Pinckney is pretty disgusted by this turn of events, especially since there were no grounds to appeal the arbitrators’ decision in the Postell case and no appeal was filed. Nothing about what the three arbitrators did was ever questioned, except by Weiss, the Merrill lawyer who saw his case being lost. Pinckney said his fellow arbitrators weren’t looking for reinstatement or compensation. He contacted me to share his story because he was so outraged that Wall Street has the ability to exact revenge on arbitrators in a quasi-judicial system where it already holds most of the cards anyway.

“It’s unbelievable that they would take such an experienced panel and get rid of it,” Pinckney said. “To me, this undermines the credibility of the entire Finra process — I didn’t say kangaroo court — but when you have three well- credentialed people, doing their job, and there were no meritorious grounds for an appeal, and we get handed the ‘black spot’ — and not all at once — it makes for a pretty cheap novel.”

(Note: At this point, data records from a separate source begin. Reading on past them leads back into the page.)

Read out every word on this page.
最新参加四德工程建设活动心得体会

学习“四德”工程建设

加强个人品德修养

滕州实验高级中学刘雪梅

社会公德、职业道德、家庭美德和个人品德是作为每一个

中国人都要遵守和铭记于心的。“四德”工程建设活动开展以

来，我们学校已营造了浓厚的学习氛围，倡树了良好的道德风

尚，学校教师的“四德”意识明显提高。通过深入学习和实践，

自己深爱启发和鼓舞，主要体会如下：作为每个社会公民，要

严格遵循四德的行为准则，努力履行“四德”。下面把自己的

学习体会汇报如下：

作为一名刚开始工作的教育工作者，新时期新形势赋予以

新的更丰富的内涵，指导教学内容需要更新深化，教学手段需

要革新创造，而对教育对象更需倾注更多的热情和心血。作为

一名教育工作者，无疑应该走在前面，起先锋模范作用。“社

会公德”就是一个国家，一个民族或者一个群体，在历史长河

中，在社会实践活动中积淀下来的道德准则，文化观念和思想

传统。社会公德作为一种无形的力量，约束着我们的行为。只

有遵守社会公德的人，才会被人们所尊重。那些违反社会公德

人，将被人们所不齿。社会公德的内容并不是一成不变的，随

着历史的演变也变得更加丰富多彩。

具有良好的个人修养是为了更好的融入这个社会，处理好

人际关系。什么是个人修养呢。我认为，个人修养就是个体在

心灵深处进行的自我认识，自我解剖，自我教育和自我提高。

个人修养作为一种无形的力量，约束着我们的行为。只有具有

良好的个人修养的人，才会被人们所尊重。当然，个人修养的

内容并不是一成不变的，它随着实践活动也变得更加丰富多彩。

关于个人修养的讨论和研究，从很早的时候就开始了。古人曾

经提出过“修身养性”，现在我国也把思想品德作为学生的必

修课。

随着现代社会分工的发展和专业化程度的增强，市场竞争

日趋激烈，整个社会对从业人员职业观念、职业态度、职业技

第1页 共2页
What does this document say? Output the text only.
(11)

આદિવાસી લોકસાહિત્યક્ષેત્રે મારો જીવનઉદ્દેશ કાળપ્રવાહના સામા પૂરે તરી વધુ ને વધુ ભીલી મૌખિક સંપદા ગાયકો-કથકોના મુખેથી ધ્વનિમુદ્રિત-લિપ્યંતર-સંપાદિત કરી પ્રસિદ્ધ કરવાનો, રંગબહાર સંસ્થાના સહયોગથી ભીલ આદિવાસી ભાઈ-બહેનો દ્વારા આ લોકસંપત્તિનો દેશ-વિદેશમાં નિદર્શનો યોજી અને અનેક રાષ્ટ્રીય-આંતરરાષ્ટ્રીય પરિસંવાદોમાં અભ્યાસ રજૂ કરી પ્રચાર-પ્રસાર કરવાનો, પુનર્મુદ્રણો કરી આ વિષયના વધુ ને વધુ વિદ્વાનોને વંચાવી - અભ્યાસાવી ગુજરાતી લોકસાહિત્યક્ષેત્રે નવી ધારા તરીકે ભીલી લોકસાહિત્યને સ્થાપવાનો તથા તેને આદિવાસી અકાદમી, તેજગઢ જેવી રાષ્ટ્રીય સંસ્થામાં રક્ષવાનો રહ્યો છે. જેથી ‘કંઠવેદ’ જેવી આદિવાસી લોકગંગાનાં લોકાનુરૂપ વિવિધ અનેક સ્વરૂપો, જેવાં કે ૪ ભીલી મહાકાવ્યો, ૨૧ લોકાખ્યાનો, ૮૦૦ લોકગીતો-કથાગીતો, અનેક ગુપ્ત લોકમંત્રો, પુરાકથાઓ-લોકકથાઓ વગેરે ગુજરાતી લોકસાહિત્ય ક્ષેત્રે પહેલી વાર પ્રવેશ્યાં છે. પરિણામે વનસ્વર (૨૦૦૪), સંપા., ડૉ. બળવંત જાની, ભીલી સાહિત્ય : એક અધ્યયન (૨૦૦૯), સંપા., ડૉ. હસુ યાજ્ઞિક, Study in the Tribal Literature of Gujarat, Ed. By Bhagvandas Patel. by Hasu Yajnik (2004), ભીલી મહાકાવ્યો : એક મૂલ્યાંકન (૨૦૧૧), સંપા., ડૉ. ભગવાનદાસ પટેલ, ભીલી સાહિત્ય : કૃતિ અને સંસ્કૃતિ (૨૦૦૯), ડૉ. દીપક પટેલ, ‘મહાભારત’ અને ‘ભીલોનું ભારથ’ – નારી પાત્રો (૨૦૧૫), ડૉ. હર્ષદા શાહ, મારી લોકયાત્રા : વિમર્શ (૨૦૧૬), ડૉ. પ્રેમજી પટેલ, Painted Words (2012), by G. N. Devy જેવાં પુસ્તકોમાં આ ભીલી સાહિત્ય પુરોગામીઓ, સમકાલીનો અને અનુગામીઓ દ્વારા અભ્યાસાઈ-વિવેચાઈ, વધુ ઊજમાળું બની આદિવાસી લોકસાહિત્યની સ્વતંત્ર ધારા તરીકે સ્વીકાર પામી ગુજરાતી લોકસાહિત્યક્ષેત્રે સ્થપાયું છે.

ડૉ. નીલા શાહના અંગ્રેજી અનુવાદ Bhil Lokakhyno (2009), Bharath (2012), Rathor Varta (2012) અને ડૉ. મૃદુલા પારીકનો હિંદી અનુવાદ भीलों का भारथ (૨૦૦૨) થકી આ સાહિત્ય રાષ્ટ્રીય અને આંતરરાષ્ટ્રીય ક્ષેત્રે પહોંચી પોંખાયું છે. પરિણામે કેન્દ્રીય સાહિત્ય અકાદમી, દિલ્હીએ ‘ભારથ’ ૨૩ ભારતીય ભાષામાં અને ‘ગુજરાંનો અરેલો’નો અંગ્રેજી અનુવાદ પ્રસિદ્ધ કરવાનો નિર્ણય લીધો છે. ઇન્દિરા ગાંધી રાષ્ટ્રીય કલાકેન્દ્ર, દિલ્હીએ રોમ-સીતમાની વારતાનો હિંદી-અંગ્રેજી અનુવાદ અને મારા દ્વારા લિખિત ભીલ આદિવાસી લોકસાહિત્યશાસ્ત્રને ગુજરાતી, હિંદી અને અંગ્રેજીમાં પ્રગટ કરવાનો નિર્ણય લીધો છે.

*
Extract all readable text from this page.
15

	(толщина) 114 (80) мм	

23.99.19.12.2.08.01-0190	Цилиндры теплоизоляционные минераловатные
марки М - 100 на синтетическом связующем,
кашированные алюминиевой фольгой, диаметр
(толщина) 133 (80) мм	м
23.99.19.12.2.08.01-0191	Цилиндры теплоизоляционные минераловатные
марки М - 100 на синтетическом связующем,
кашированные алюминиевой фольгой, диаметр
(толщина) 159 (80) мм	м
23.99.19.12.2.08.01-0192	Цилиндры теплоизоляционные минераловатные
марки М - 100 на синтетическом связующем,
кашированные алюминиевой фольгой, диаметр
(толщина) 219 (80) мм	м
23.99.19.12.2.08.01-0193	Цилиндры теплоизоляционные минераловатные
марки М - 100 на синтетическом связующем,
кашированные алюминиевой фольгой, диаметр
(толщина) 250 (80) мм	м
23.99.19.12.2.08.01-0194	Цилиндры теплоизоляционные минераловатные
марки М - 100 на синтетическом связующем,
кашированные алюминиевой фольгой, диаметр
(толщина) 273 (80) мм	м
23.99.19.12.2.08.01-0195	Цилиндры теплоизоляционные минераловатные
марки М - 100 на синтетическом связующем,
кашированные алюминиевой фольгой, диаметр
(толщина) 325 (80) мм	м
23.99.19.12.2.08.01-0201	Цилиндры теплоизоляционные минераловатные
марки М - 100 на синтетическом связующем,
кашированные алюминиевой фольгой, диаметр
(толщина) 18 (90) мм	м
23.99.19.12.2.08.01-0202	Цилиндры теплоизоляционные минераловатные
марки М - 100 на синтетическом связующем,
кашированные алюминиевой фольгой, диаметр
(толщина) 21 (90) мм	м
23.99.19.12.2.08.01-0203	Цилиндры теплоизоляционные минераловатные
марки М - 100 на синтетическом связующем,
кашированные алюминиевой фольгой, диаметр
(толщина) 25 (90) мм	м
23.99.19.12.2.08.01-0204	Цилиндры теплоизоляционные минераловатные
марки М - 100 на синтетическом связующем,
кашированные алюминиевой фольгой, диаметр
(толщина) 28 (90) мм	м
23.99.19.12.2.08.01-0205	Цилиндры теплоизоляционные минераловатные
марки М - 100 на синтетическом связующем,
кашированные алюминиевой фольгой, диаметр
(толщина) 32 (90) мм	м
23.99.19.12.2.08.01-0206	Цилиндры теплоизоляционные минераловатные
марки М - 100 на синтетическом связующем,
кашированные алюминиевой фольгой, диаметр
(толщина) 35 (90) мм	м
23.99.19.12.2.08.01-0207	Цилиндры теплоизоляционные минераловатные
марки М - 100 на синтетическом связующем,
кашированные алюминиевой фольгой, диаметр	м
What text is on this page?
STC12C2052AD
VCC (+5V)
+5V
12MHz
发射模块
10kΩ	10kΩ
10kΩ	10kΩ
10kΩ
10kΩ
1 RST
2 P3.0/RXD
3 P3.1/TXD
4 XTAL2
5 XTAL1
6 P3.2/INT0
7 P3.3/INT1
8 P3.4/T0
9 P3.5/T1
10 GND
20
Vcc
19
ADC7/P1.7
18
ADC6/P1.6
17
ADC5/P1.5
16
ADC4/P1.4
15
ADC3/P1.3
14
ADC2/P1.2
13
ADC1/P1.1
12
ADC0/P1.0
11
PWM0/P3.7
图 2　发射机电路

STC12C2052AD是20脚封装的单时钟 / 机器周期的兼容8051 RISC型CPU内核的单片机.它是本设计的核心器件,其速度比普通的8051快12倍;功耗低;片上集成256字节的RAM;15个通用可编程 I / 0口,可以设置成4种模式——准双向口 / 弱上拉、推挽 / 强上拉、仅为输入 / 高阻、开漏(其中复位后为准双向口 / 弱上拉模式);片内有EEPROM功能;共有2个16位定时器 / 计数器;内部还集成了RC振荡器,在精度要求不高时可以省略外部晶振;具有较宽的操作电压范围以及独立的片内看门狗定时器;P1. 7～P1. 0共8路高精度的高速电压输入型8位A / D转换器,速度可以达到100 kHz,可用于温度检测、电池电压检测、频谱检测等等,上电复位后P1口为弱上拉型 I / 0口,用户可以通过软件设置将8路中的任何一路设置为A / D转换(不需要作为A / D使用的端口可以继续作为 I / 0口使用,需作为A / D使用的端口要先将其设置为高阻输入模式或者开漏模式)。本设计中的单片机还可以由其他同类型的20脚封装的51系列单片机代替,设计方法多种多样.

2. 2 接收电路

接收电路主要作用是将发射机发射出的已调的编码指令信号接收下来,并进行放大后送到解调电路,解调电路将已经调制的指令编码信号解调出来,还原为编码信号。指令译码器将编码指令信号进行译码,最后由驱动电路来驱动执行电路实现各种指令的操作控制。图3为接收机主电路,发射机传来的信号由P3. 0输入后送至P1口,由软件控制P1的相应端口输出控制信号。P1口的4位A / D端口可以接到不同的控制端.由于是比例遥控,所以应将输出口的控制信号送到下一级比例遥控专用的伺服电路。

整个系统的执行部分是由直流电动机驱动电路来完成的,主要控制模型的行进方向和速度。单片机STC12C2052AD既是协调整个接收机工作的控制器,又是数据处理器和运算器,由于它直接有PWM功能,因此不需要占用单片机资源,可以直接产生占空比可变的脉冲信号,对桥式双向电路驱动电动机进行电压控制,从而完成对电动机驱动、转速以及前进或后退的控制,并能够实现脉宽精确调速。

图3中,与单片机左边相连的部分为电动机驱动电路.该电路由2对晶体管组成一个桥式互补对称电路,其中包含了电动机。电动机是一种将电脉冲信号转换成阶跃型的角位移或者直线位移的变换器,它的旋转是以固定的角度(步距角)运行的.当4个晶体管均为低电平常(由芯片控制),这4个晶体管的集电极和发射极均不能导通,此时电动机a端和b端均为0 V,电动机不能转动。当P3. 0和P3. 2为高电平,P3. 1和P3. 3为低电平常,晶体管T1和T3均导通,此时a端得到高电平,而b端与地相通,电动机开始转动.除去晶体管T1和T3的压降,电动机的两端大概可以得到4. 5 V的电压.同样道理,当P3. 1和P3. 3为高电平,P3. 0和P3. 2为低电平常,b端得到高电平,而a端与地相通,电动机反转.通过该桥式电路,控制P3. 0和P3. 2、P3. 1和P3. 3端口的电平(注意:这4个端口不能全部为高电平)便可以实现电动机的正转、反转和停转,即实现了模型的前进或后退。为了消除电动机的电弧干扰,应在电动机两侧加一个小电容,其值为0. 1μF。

Where does it all end? Will there really be zero accountability for bankers, traders and executives who caused a calamitous financial crisis, or the collapse of MF Global Holdings Ltd., or who were gambling with $350 billion of depositors’ money, or who were manipulating Libor, or for those who are further cheapening a Wall Street-administered arbitration system that already reeks of injustice?